Building owners Cara Guerrieri and Francis Owen did not respond to numerous messages left by Penbaypilot.com seeking comment.
In a short paragraph labeled “The Solution,” Maine Preservation said the Belfast Opera House needs “a community effort with donations and sponsorships” in the spirit of opera house restorations in Waterville and Boothbay.
“A preservation-based rehabilitation could allow the space to once again serve as a community center for performing and visual arts within the town of Belfast. The Opera House could also work as an event space for weddings, conferences, educations events, etc.”
Maybe, but this is not Belfast’s first opera rodeo.
Many grand plans, grassroots campaigns and other expressions of a collective desire to restore the space have come and gone since the 1980s. The most recent public effort, initiated by the city and later handed off to a citizen group, gave brief consideration to the Opera House among other spaces, including the former Crosby High School building and Mathews Bros. Spring Street showroom, as potential locations for a performing arts and event center.
City Councilor and former mayor Mike Hurley has been involved in attempts to revive the Opera House for three decades. He said the major obstacle has always been money.
“There are people who say, ‘The Opera House, you cant do it,’ But all it takes is one person who gets excited about it who’s a true believer — just like you had with Matt Simmons in Rockland with the Strand Theatre — and away you go," he said.
Simmons brought a vast personal fortune to the Strand renovation, but Hurley echoed Maine Preservation’s view that it might not take an angel investor.
"I could easily imagine the Opera House happening with community support,” he said. “It needs a green room, it needs a bathroom, it needs an elevator. But can it be done? Yeah. Lots of places have these things."
On a visit to Provincetown, Mass. last summer, Hurley sent back photos of a strikingly similar function hall there and asked where people thought it was. Plenty said the Belfast Opera House. Hurley was quick to acknowledge that Provincetown is not Belfast, but he emphasized that the town invested in the project at the same time Belfast was deciding not to put money into an event center.
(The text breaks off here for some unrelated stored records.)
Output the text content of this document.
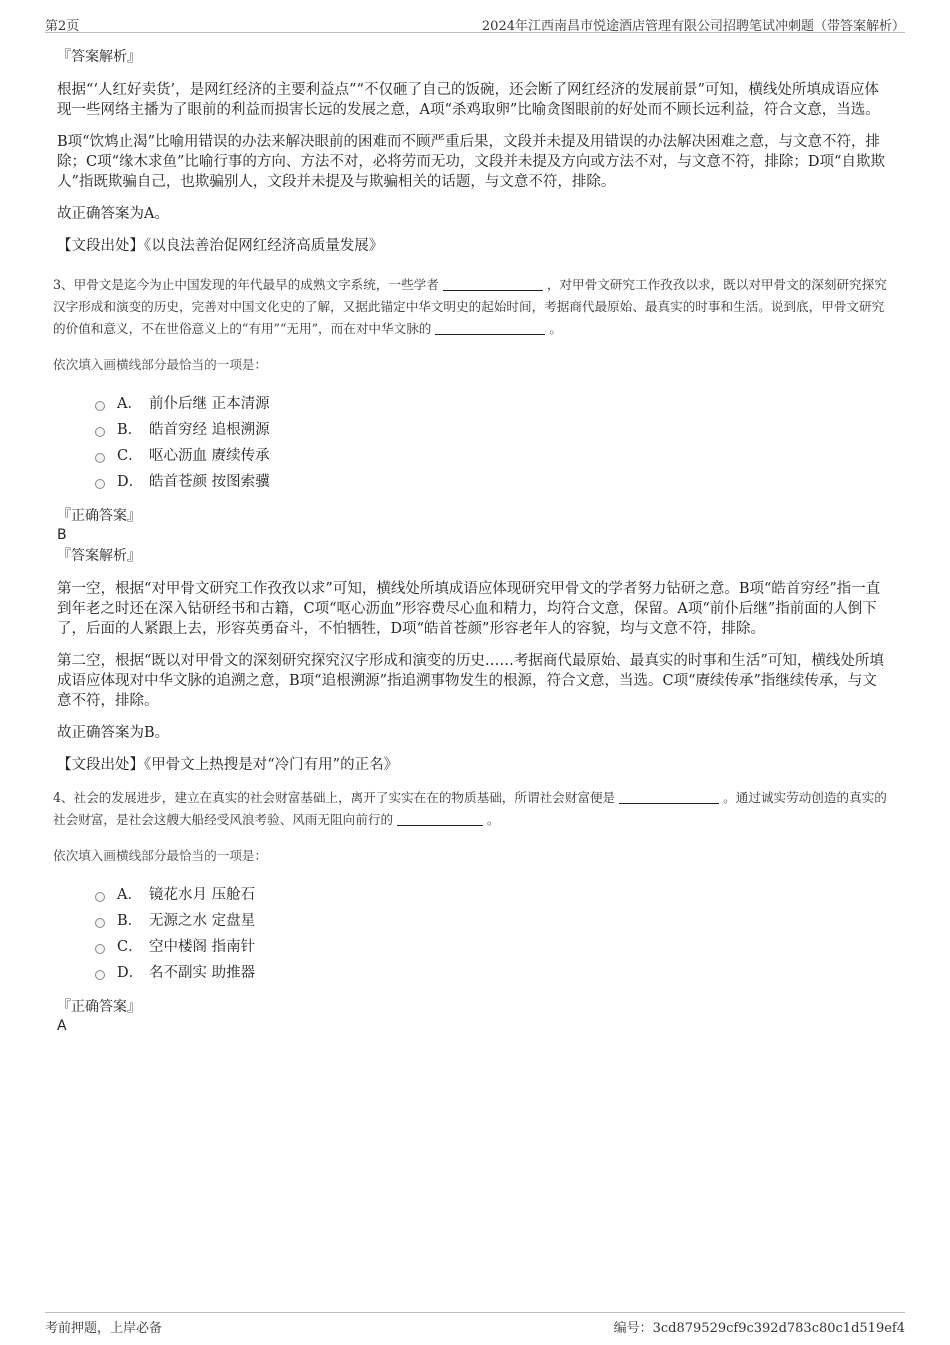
第2页	2024年江西南昌市悦途酒店管理有限公司招聘笔试冲刺题（带答案解析）
『答案解析』

根据“‘人红好卖货’，是网红经济的主要利益点”“不仅砸了自己的饭碗，还会断了网红经济的发展前景”可知，横线处所填成语应体现一些网络主播为了眼前的利益而损害长远的发展之意，A项“杀鸡取卵”比喻贪图眼前的好处而不顾长远利益，符合文意，当选。

B项“饮鸩止渴”比喻用错误的办法来解决眼前的困难而不顾严重后果，文段并未提及用错误的办法解决困难之意，与文意不符，排除；C项“缘木求鱼”比喻行事的方向、方法不对，必将劳而无功，文段并未提及方向或方法不对，与文意不符，排除；D项“自欺欺人”指既欺骗自己，也欺骗别人，文段并未提及与欺骗相关的话题，与文意不符，排除。

故正确答案为A。

【文段出处】《以良法善治促网红经济高质量发展》

3、甲骨文是迄今为止中国发现的年代最早的成熟文字系统，一些学者	，对甲骨文研究工作孜孜以求，既以对甲骨文的深刻研究探究汉字形成和演变的历史，完善对中国文化史的了解，又据此锚定中华文明史的起始时间，考据商代最原始、最真实的时事和生活。说到底，甲骨文研究的价值和意义，不在世俗意义上的“有用”“无用”，而在对中华文脉的	。
依次填入画横线部分最恰当的一项是：
A． 前仆后继 正本清源
B． 皓首穷经 追根溯源
C． 呕心沥血 赓续传承
D． 皓首苍颜 按图索骥
『正确答案』
B
『答案解析』

第一空，根据“对甲骨文研究工作孜孜以求”可知，横线处所填成语应体现研究甲骨文的学者努力钻研之意。B项“皓首穷经”指一直到年老之时还在深入钻研经书和古籍，C项“呕心沥血”形容费尽心血和精力，均符合文意，保留。A项“前仆后继”指前面的人倒下了，后面的人紧跟上去，形容英勇奋斗，不怕牺牲，D项“皓首苍颜”形容老年人的容貌，均与文意不符，排除。

第二空，根据“既以对甲骨文的深刻研究探究汉字形成和演变的历史……考据商代最原始、最真实的时事和生活”可知，横线处所填成语应体现对中华文脉的追溯之意，B项“追根溯源”指追溯事物发生的根源，符合文意，当选。C项“赓续传承”指继续传承，与文意不符，排除。

故正确答案为B。

【文段出处】《甲骨文上热搜是对“冷门有用”的正名》

4、社会的发展进步，建立在真实的社会财富基础上，离开了实实在在的物质基础，所谓社会财富便是	。通过诚实劳动创造的真实的社会财富，是社会这艘大船经受风浪考验、风雨无阻向前行的	。
依次填入画横线部分最恰当的一项是：
A． 镜花水月 压舱石
B． 无源之水 定盘星
C． 空中楼阁 指南针
D． 名不副实 助推器
『正确答案』
A
考前押题，上岸必备	编号：3cd879529cf9c392d783c80c1d519ef4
In the midst of a recession when everyone was saying we're broke don't do it. They did it,” he said. “And now they have that.”
The Opera House is one of a number of 19th century function halls on the upper stories of downtown buildings, including the grand hall in the Masonic Building, the old Odd Fellows hall and the former “city hall” on the top floor of City Block, at the corner of Main and High Streets. Once hubs of community activity, all are now either vacant or used privately by the property owners.